I Carabinieri del Nucleo Investigativo del Comando Provinciale di Caltanissetta e del Reparto Territoriale di Gela hanno eseguito d’iniziativa nella mattinata odierna il fermo di P.G. del 55enne originario di Riesi, gravemente indiziato del duplice tentato omicidio avvenuto la mattina di lunedì in quel centro e presentatosi spontaneamente stamane presso la Casa Circondariale di Enna.
Secondo la ricostruzione dei fatti, basati sulla testimonianza delle due vittime – una donna di 40 anni e un uomo di 58 anni, entrambi di Riesi – si trovavano a bordo dell'auto dell'uomo, ferma in un'area periferica, quando sono state avvicinate da un soggetto armato di pistola. L’aggressore esplodeva diversi colpi dapprima all’indirizzo dell’uomo, attingendolo alla nuca e al braccio, per poi colpire la donna nella zona occipitale, nei cui confronti sferrava anche un fendente alla gola con un’arma da taglio.

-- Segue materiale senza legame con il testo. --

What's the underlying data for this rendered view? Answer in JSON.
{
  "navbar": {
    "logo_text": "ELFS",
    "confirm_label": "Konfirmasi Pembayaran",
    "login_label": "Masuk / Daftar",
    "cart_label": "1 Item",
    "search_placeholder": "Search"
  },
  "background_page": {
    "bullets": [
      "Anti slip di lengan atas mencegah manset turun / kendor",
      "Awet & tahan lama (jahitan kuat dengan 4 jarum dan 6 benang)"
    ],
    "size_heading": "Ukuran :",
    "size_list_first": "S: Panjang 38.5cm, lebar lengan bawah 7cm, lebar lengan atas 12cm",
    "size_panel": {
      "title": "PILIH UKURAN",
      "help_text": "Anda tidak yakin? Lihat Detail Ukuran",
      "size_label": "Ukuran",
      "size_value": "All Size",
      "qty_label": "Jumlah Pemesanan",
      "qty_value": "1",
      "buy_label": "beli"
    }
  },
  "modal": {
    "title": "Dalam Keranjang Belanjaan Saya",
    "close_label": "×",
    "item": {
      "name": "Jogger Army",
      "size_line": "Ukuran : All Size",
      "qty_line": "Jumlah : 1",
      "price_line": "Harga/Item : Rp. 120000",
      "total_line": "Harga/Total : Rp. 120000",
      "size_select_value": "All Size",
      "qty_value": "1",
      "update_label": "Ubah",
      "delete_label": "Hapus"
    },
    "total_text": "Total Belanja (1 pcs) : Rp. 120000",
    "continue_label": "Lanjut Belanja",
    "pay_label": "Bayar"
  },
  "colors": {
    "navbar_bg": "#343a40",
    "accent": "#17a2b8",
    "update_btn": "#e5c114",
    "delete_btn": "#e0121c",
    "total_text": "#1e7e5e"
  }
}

I Carabinieri della Stazione di Riesi, allertati dal 58enne mentre si stava recando all’ospedale di Mazzarino insieme all’altra vittima, hanno tempestivamente raggiunto il nosocomio, ove l’uomo, sebbene in stato confusionario, riusciva a fornire ai militari prime indicazioni utili alla identificazione dell’aggressore. Le successive serrate indagini compiute dai Carabinieri hanno consentito di acquisire ulteriori elementi indiziari, e da quel momento ininterrotte sono state le ricerche sul territorio che hanno visto l’impiego anche di personale dello Squadrone Eliportato Cacciatori “Sicilia”, sino alla svolta nella mattinata odierna.
La vicenda è tuttora oggetto di approfondimento investigativo, sotto la direzione della Procura della Repubblica di Caltanissetta che coordina le indagini.
Alla luce del quadro indiziario assunto, è stato notificato al 55enne un provvedimento di fermo di indiziato di tentato omicidio aggravato e porto abusivo di armi, d’iniziativa dei Carabinieri e associato presso la Casa Circondariale di Enna.
Si precisa il procedimento è nella fase delle indagini preliminari e, come previsto dalla Costituzione, per l’indagato vale il principio di presunzione di innocenza fino alla condanna definitiva.